La bière et les festivals, c’est un peu comme Bigflo & Oli : une idylle pour la vie, qu’on trouve au début plutôt sympa mais qui finalement peut donner un peu mal à la tête. On entend souvent dire qu’elle n’y est pas vraiment excellente, mais c’est un autre débat. Présente à la carte de tous les festivals, elle fait partie intégrante de leur économie.

Au début, il y a toujours – ou presque – Kronenbourg ou Heineken. Sollicités par nos soins pour étayer cette enquête, les deux géants n’ont pas souhaité répondre officiellement à nos questions, ou seulement au compte-gouttes. Cela étant dit, une précieuse source interne chez Heineken France – qui a souhaité rester anonyme et qu’on appellera Rita – reconnaît qu’il « est très compliqué de parler de « budgets » car ils dépendent de négociations avec les festivals qui font jouer la concurrence. »

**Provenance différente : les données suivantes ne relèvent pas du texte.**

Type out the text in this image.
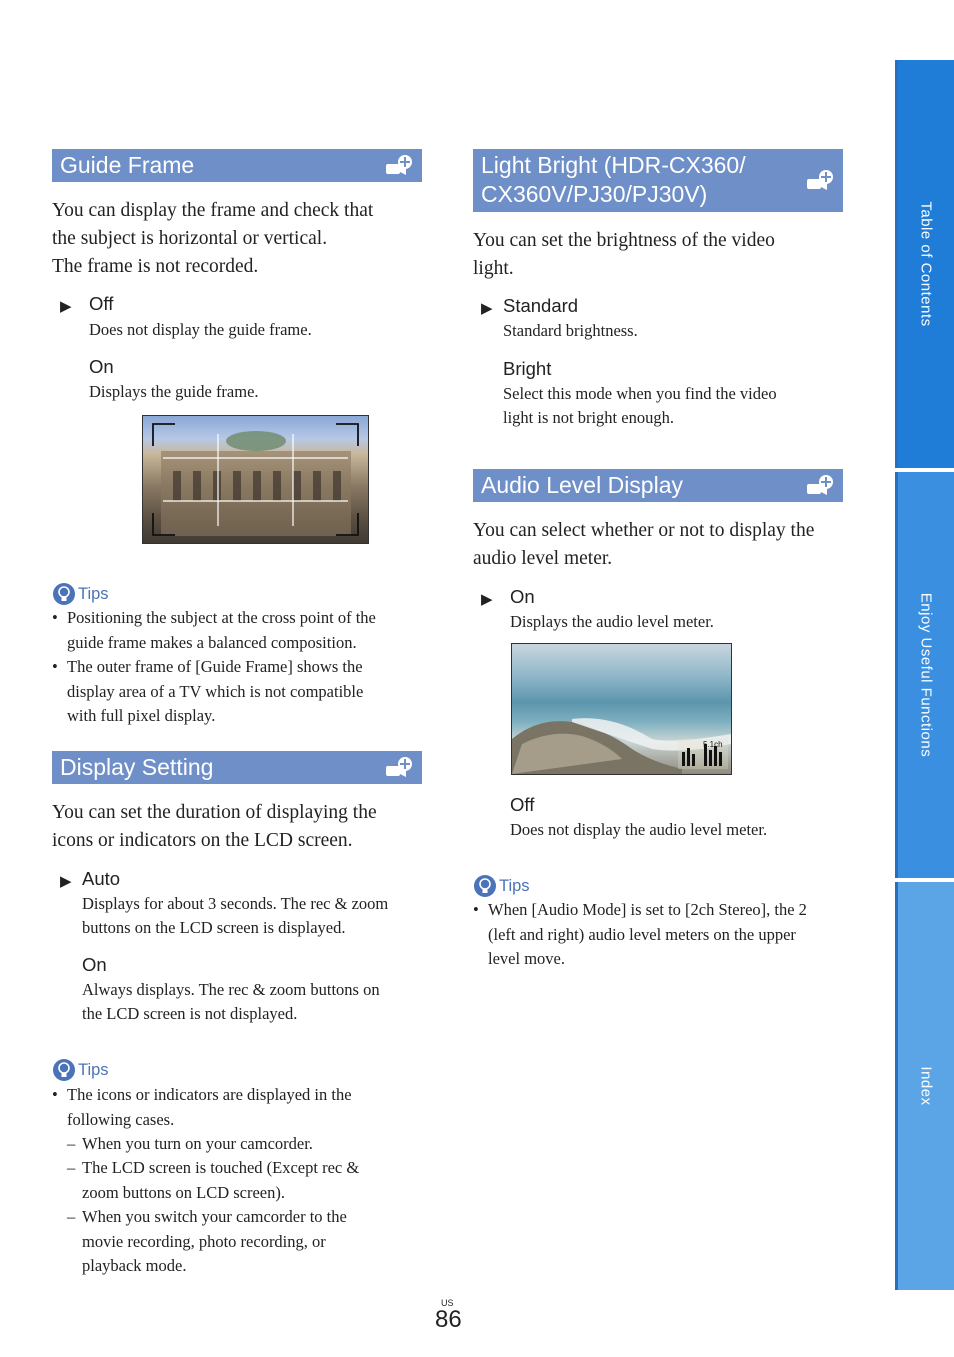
Guide Frame
You can display the frame and check that
the subject is horizontal or vertical.
The frame is not recorded.
▶ Off
Does not display the guide frame.
On
Displays the guide frame.
Tips
• Positioning the subject at the cross point of the
guide frame makes a balanced composition.
• The outer frame of [Guide Frame] shows the
display area of a TV which is not compatible
with full pixel display.
Display Setting
You can set the duration of displaying the
icons or indicators on the LCD screen.
▶ Auto
Displays for about 3 seconds. The rec & zoom
buttons on the LCD screen is displayed.
On
Always displays. The rec & zoom buttons on
the LCD screen is not displayed.
Tips
• The icons or indicators are displayed in the
following cases.
– When you turn on your camcorder.
– The LCD screen is touched (Except rec &
zoom buttons on LCD screen).
– When you switch your camcorder to the
movie recording, photo recording, or
playback mode.
Light Bright (HDR-CX360/
CX360V/PJ30/PJ30V)
You can set the brightness of the video
light.
▶ Standard
Standard brightness.
Bright
Select this mode when you find the video
light is not bright enough.
Audio Level Display
You can select whether or not to display the
audio level meter.
▶ On
Displays the audio level meter.
5.1ch
Off
Does not display the audio level meter.
Tips
• When [Audio Mode] is set to [2ch Stereo], the 2
(left and right) audio level meters on the upper
level move.
Table of Contents
Enjoy Useful Functions
Index
US
86
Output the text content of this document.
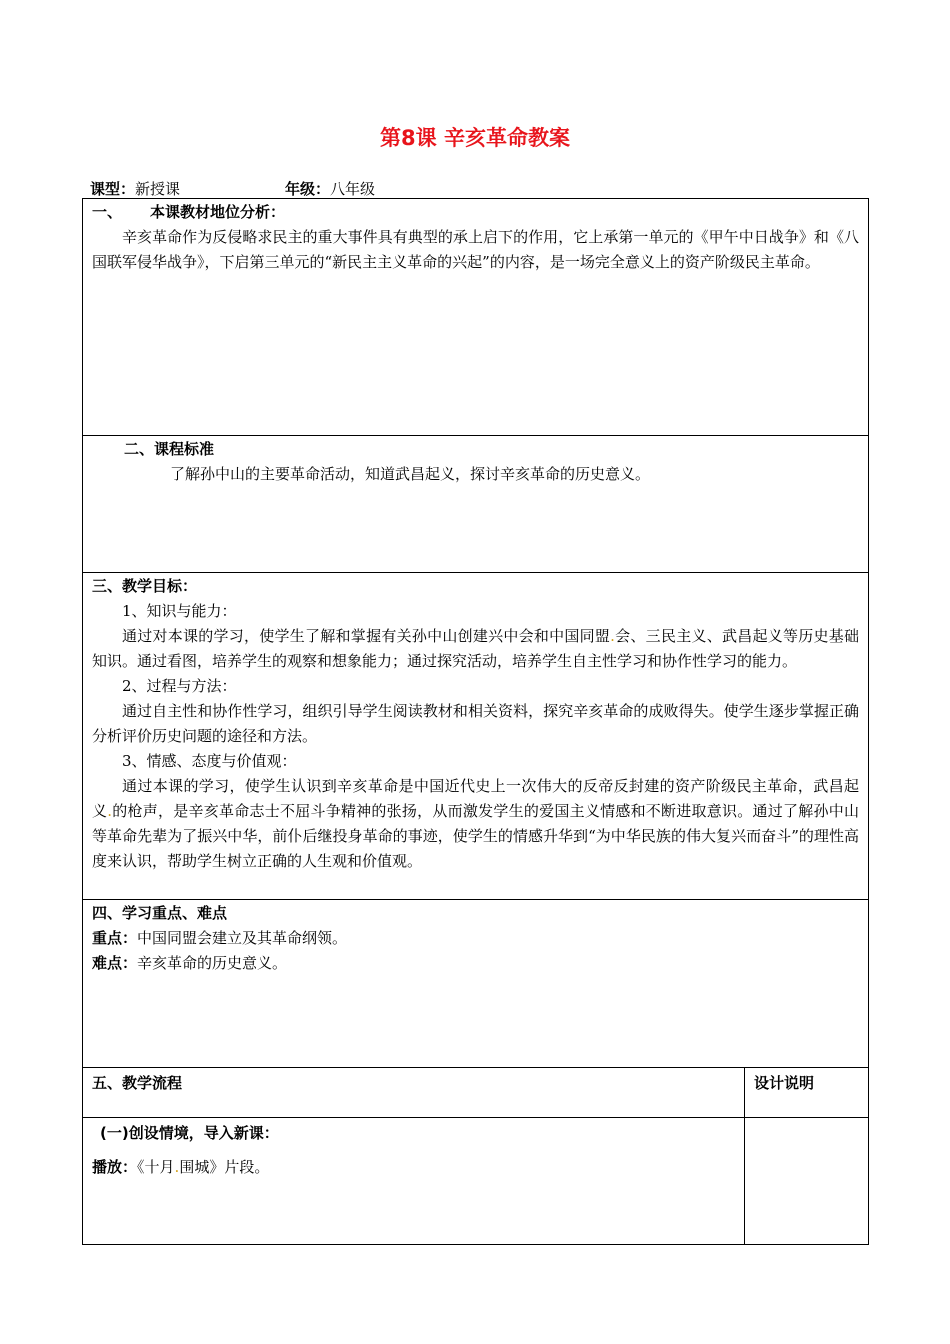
第8课 辛亥革命教案
课型：新授课	年级：八年级
一、 本课教材地位分析：

辛亥革命作为反侵略求民主的重大事件具有典型的承上启下的作用，它上承第一单元的《甲午中日战争》和《八国联军侵华战争》，下启第三单元的“新民主主义革命的兴起”的内容，是一场完全意义上的资产阶级民主革命。

二、课程标准
了解孙中山的主要革命活动，知道武昌起义，探讨辛亥革命的历史意义。
三、教学目标：
1、知识与能力：

通过对本课的学习，使学生了解和掌握有关孙中山创建兴中会和中国同盟.会、三民主义、武昌起义等历史基础知识。通过看图，培养学生的观察和想象能力；通过探究活动，培养学生自主性学习和协作性学习的能力。

2、过程与方法：

通过自主性和协作性学习，组织引导学生阅读教材和相关资料，探究辛亥革命的成败得失。使学生逐步掌握正确分析评价历史问题的途径和方法。

3、情感、态度与价值观：

通过本课的学习，使学生认识到辛亥革命是中国近代史上一次伟大的反帝反封建的资产阶级民主革命，武昌起义.的枪声，是辛亥革命志士不屈斗争精神的张扬，从而激发学生的爱国主义情感和不断进取意识。通过了解孙中山等革命先辈为了振兴中华，前仆后继投身革命的事迹，使学生的情感升华到“为中华民族的伟大复兴而奋斗”的理性高度来认识，帮助学生树立正确的人生观和价值观。

四、学习重点、难点
重点：中国同盟会建立及其革命纲领。
难点：辛亥革命的历史意义。
五、教学流程	设计说明
(一)创设情境，导入新课：
播放：《十月.围城》片段。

Quand deux mastondontes vendent bien plus que de la bière

Prenons l’exemple de Kronenbourg, marque adossée au groupe Carlsberg (Danemark) qui revendique la vente d’une bière sur trois en France. Le marché des festivals de musique l’intéresse forcément, des Francofolies à Rock en Seine en passant par le Printemps de Bourges. « Kronenbourg avait un énorme déficit d’image, perçu il y encore dix ans comme un groupe vendant de la bière à papa. Ce n’est pas un hasard s’ils ont joué sur les produits davantage que sur la marque pour attirer la jeunesse », nous confie un attaché de presse – disons Bruno – préférant lui aussi garder l’anonymat.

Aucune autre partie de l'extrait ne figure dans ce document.